# 5. Underfitting and Overfitting

**Overfitting**: Model matches training data almost perfectly, but performs poorly in test and new data

**Underfitting**: Model doesn't capture the relation between X and Y and performs poorly on training and test data

## Example
Consider a tree, where we can control the depth. High depth with many leaves causes the model to overfit. Only few splits are not precise enough to capture the relation, so the model may uderfit.

In [1]:
from sklearn.metrics import mean_absolute_error
from sklearn.tree import DecisionTreeRegressor

def get_mae(max_leaf_nodes, train_X, val_X, train_y, val_y):
    model = DecisionTreeRegressor(max_leaf_nodes=max_leaf_nodes, random_state=0)
    model.fit(train_X, train_y)
    preds_val = model.predict(val_X)
    mae = mean_absolute_error(val_y, preds_val)
    return(mae)

In [2]:
import pandas as pd

melbourne_data = pd.read_csv('./resources/melb_data.csv')
filtered_melbourne_data = melbourne_data.dropna(axis=0)
y = filtered_melbourne_data.Price
melbourne_features = ['Rooms', 'Bathroom', 'Landsize', 'BuildingArea', 'YearBuilt', 'Lattitude', 'Longtitude']
X = filtered_melbourne_data[melbourne_features]

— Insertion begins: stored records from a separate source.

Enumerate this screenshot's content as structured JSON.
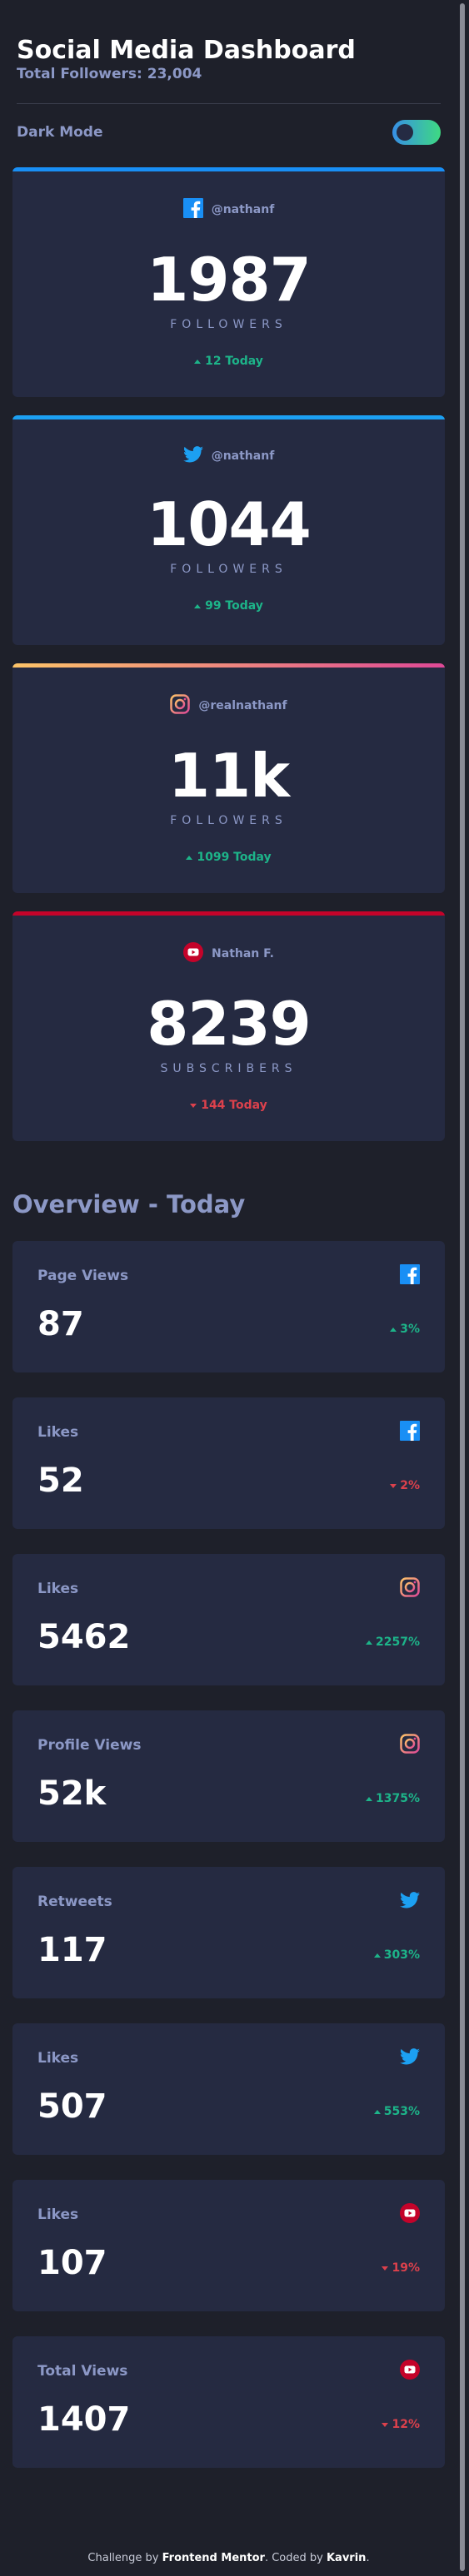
{
  "header": {
    "title": "Social Media Dashboard",
    "subtitle": "Total Followers: 23,004"
  },
  "mode": {
    "label": "Dark Mode"
  },
  "colors": {
    "facebook": "#198ff5",
    "twitter": "#1ca0f2",
    "instagram_start": "#fdc468",
    "instagram_end": "#df4996",
    "youtube": "#c4032a",
    "up": "#1db489",
    "down": "#dc414c"
  },
  "followers": [
    {
      "platform": "facebook",
      "icon": "facebook-icon",
      "handle": "@nathanf",
      "count": "1987",
      "label": "FOLLOWERS",
      "today": "12 Today",
      "trend": "up"
    },
    {
      "platform": "twitter",
      "icon": "twitter-icon",
      "handle": "@nathanf",
      "count": "1044",
      "label": "FOLLOWERS",
      "today": "99 Today",
      "trend": "up"
    },
    {
      "platform": "instagram",
      "icon": "instagram-icon",
      "handle": "@realnathanf",
      "count": "11k",
      "label": "FOLLOWERS",
      "today": "1099 Today",
      "trend": "up"
    },
    {
      "platform": "youtube",
      "icon": "youtube-icon",
      "handle": "Nathan F.",
      "count": "8239",
      "label": "SUBSCRIBERS",
      "today": "144 Today",
      "trend": "down"
    }
  ],
  "overview": {
    "title": "Overview - Today",
    "cards": [
      {
        "label": "Page Views",
        "platform": "facebook",
        "icon": "facebook-icon",
        "value": "87",
        "pct": "3%",
        "trend": "up"
      },
      {
        "label": "Likes",
        "platform": "facebook",
        "icon": "facebook-icon",
        "value": "52",
        "pct": "2%",
        "trend": "down"
      },
      {
        "label": "Likes",
        "platform": "instagram",
        "icon": "instagram-icon",
        "value": "5462",
        "pct": "2257%",
        "trend": "up"
      },
      {
        "label": "Profile Views",
        "platform": "instagram",
        "icon": "instagram-icon",
        "value": "52k",
        "pct": "1375%",
        "trend": "up"
      },
      {
        "label": "Retweets",
        "platform": "twitter",
        "icon": "twitter-icon",
        "value": "117",
        "pct": "303%",
        "trend": "up"
      },
      {
        "label": "Likes",
        "platform": "twitter",
        "icon": "twitter-icon",
        "value": "507",
        "pct": "553%",
        "trend": "up"
      },
      {
        "label": "Likes",
        "platform": "youtube",
        "icon": "youtube-icon",
        "value": "107",
        "pct": "19%",
        "trend": "down"
      },
      {
        "label": "Total Views",
        "platform": "youtube",
        "icon": "youtube-icon",
        "value": "1407",
        "pct": "12%",
        "trend": "down"
      }
    ]
  },
  "footer": {
    "prefix": "Challenge by",
    "brand": "Frontend Mentor",
    "middle": ". Coded by",
    "author": "Kavrin",
    "suffix": "."
  }
}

from sklearn.model_selection import train_test_split
train_X, val_X, train_y, val_y = train_test_split(X, y,random_state = 0)

In [7]:
# compare MAE with differing values of max_leaf_nodes
for max_leaf_nodes in [5, 50, 500, 5000]:
    my_mae = get_mae(max_leaf_nodes, train_X, val_X, train_y, val_y)
    print(f"Max leaf nodes: {max_leaf_nodes:,}  \t\t Mean Absolute Error:  {my_mae:,.2f}")

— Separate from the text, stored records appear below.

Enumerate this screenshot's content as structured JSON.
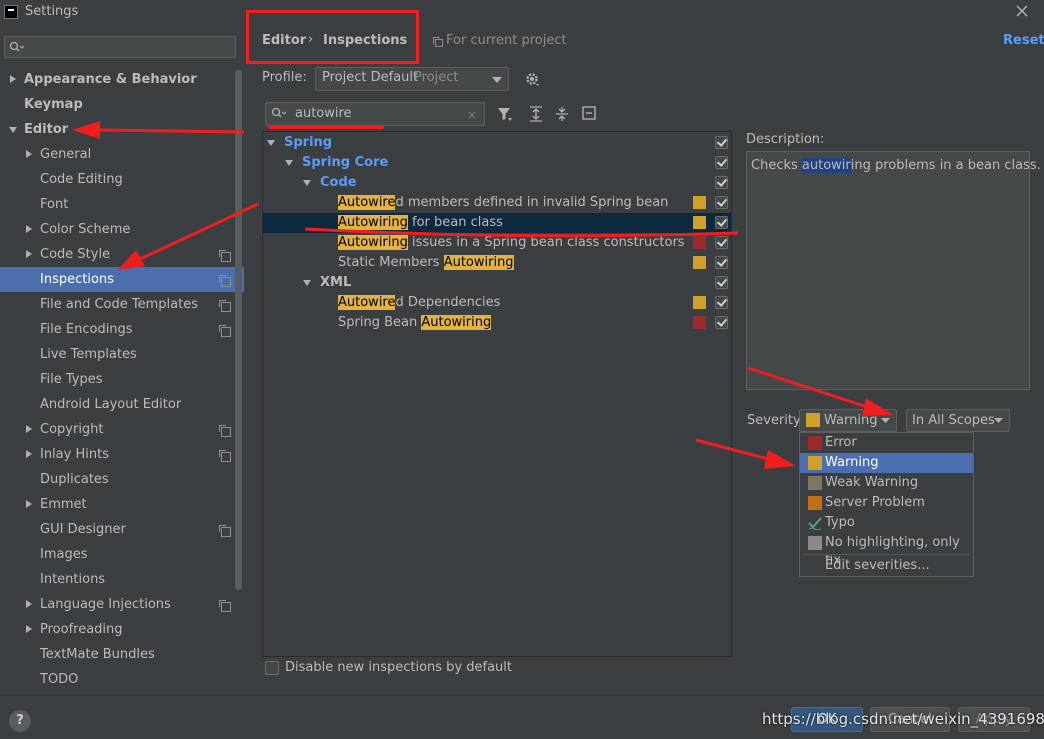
{
  "window": {
    "title": "Settings",
    "icon": "intellij-icon",
    "close_icon": "close-icon"
  },
  "sidebar": {
    "search_placeholder": "",
    "items": [
      {
        "label": "Appearance & Behavior",
        "bold": true,
        "expander": "collapsed"
      },
      {
        "label": "Keymap",
        "bold": true
      },
      {
        "label": "Editor",
        "bold": true,
        "expander": "expanded"
      },
      {
        "label": "General",
        "expander": "collapsed"
      },
      {
        "label": "Code Editing"
      },
      {
        "label": "Font"
      },
      {
        "label": "Color Scheme",
        "expander": "collapsed"
      },
      {
        "label": "Code Style",
        "expander": "collapsed",
        "project_icon": true
      },
      {
        "label": "Inspections",
        "selected": true,
        "project_icon": true
      },
      {
        "label": "File and Code Templates",
        "project_icon": true
      },
      {
        "label": "File Encodings",
        "project_icon": true
      },
      {
        "label": "Live Templates"
      },
      {
        "label": "File Types"
      },
      {
        "label": "Android Layout Editor"
      },
      {
        "label": "Copyright",
        "expander": "collapsed",
        "project_icon": true
      },
      {
        "label": "Inlay Hints",
        "expander": "collapsed",
        "project_icon": true
      },
      {
        "label": "Duplicates"
      },
      {
        "label": "Emmet",
        "expander": "collapsed"
      },
      {
        "label": "GUI Designer",
        "project_icon": true
      },
      {
        "label": "Images"
      },
      {
        "label": "Intentions"
      },
      {
        "label": "Language Injections",
        "expander": "collapsed",
        "project_icon": true
      },
      {
        "label": "Proofreading",
        "expander": "collapsed"
      },
      {
        "label": "TextMate Bundles"
      },
      {
        "label": "TODO"
      }
    ]
  },
  "header": {
    "breadcrumb": [
      "Editor",
      "Inspections"
    ],
    "separator": "›",
    "scope_note": "For current project",
    "reset_label": "Reset"
  },
  "profile": {
    "label": "Profile:",
    "value": "Project Default",
    "sub": "Project"
  },
  "filter": {
    "value": "autowire",
    "clear": "×"
  },
  "tree": {
    "rows": [
      {
        "kind": "group1",
        "label": "Spring"
      },
      {
        "kind": "group2",
        "label": "Spring Core"
      },
      {
        "kind": "group3",
        "label": "Code"
      },
      {
        "kind": "leaf",
        "pre": "",
        "hl": "Autowire",
        "post": "d members defined in invalid Spring bean",
        "severity_color": "#d1a029"
      },
      {
        "kind": "leaf",
        "pre": "",
        "hl": "Autowiring",
        "post": " for bean class",
        "severity_color": "#d1a029",
        "selected": true
      },
      {
        "kind": "leaf",
        "pre": "",
        "hl": "Autowiring",
        "post": " issues in a Spring bean class constructors",
        "severity_color": "#9b2b2b"
      },
      {
        "kind": "leaf",
        "pre": "Static Members ",
        "hl": "Autowiring",
        "post": "",
        "severity_color": "#d1a029"
      },
      {
        "kind": "group3",
        "label": "XML"
      },
      {
        "kind": "leaf",
        "pre": "",
        "hl": "Autowire",
        "post": "d Dependencies",
        "severity_color": "#d1a029"
      },
      {
        "kind": "leaf",
        "pre": "Spring Bean ",
        "hl": "Autowiring",
        "post": "",
        "severity_color": "#9b2b2b"
      }
    ]
  },
  "disable_new": {
    "label": "Disable new inspections by default"
  },
  "description": {
    "label": "Description:",
    "pre": "Checks ",
    "hl": "autowir",
    "post": "ing problems in a bean class."
  },
  "severity": {
    "label": "Severity:",
    "value": "Warning",
    "value_color": "#d1a029",
    "scope_value": "In All Scopes",
    "options": [
      {
        "label": "Error",
        "color": "#9b2b2b"
      },
      {
        "label": "Warning",
        "color": "#d1a029",
        "selected": true
      },
      {
        "label": "Weak Warning",
        "color": "#7f7564"
      },
      {
        "label": "Server Problem",
        "color": "#c06f14"
      },
      {
        "label": "Typo",
        "color": "typo-check-icon"
      },
      {
        "label": "No highlighting, only fix",
        "color": "#8a8a8a"
      }
    ],
    "edit_label": "Edit severities..."
  },
  "buttons": {
    "help": "?",
    "ok": "OK",
    "cancel": "Cancel",
    "apply": "Apply"
  },
  "watermark": "https://blog.csdn.net/weixin_43916982"
}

Max leaf nodes: 5  		 Mean Absolute Error:  347,380.34
Max leaf nodes: 50  		 Mean Absolute Error:  258,171.21
Max leaf nodes: 500  		 Mean Absolute Error:  243,495.96
Max leaf nodes: 5,000  		 Mean Absolute Error:  255,575.13


## Exercises

In [8]:
import pandas as pd
from sklearn.metrics import mean_absolute_error
from sklearn.model_selection import train_test_split
from sklearn.tree import DecisionTreeRegressor

iowa_file_path = './resources/home-data-for-ml-course/train.csv'

home_data = pd.read_csv(iowa_file_path)
y = home_data.SalePrice
features = ['LotArea', 'YearBuilt', '1stFlrSF', '2ndFlrSF', 'FullBath', 'BedroomAbvGr', 'TotRmsAbvGrd']
X = home_data[features]

train_X, val_X, train_y, val_y = train_test_split(X, y, random_state=1)

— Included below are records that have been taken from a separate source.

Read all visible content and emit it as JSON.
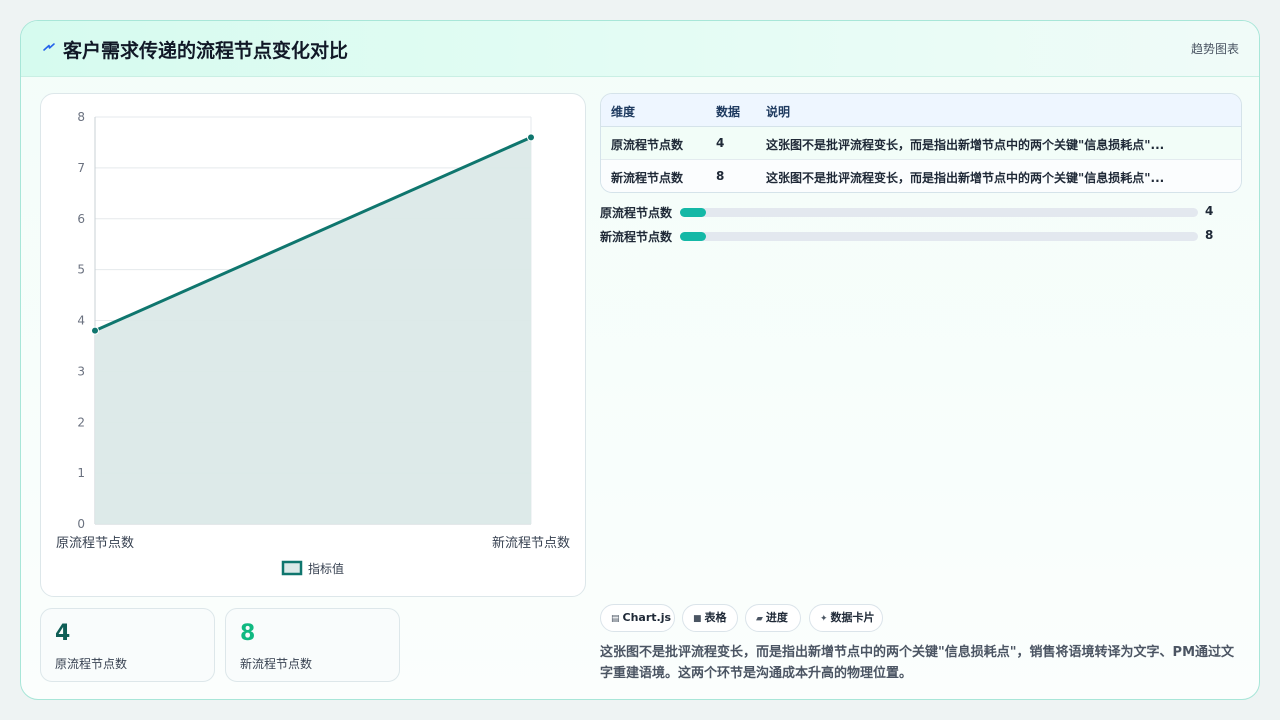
{
  "header": {
    "title": "客户需求传递的流程节点变化对比",
    "type_tag": "趋势图表",
    "icon": "lightning-icon"
  },
  "chart_data": {
    "type": "area",
    "categories": [
      "原流程节点数",
      "新流程节点数"
    ],
    "series": [
      {
        "name": "指标值",
        "values": [
          3.8,
          7.6
        ]
      }
    ],
    "ylim": [
      0,
      8
    ],
    "yticks": [
      0,
      1,
      2,
      3,
      4,
      5,
      6,
      7,
      8
    ],
    "grid": true,
    "legend_position": "bottom",
    "colors": {
      "line": "#0f766e",
      "fill": "#dbe9e8"
    }
  },
  "stats": [
    {
      "value": "4",
      "label": "原流程节点数",
      "color": "#0f5e56"
    },
    {
      "value": "8",
      "label": "新流程节点数",
      "color": "#10b981"
    }
  ],
  "table": {
    "headers": [
      "维度",
      "数据",
      "说明"
    ],
    "rows": [
      [
        "原流程节点数",
        "4",
        "这张图不是批评流程变长，而是指出新增节点中的两个关键\"信息损耗点\"..."
      ],
      [
        "新流程节点数",
        "8",
        "这张图不是批评流程变长，而是指出新增节点中的两个关键\"信息损耗点\"..."
      ]
    ]
  },
  "bars": [
    {
      "label": "原流程节点数",
      "value": "4",
      "fraction": 0.05
    },
    {
      "label": "新流程节点数",
      "value": "8",
      "fraction": 0.05
    }
  ],
  "pills": [
    {
      "icon": "chart-icon",
      "label": "Chart.js"
    },
    {
      "icon": "table-icon",
      "label": "表格"
    },
    {
      "icon": "progress-icon",
      "label": "进度"
    },
    {
      "icon": "sparkle-icon",
      "label": "数据卡片"
    }
  ],
  "description": "这张图不是批评流程变长，而是指出新增节点中的两个关键\"信息损耗点\"，销售将语境转译为文字、PM通过文字重建语境。这两个环节是沟通成本升高的物理位置。",
  "accent_color": "#14b8a6"
}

iowa_model = DecisionTreeRegressor(random_state=1)
iowa_model.fit(train_X, train_y)

val_predictions = iowa_model.predict(val_X)
val_mae = mean_absolute_error(val_predictions, val_y)
print("Validation MAE: {:,.0f}".format(val_mae))

Validation MAE: 29,653


### 1. Compare Different Tree Sizes

In [9]:
candidate_max_leaf_nodes = [5, 25, 50, 100, 250, 500]
leaf_errors = {}
for max_leaf_nodes in candidate_max_leaf_nodes:
    mae = get_mae(max_leaf_nodes, train_X, val_X, train_y, val_y)
    leaf_errors[max_leaf_nodes] = mae
best_tree_size = min(candidate_max_leaf_nodes, key=lambda x: leaf_errors[x])
print(best_tree_size)

100


### 2. Fit Model Using All Data

In [None]:
final_model = DecisionTreeRegressor()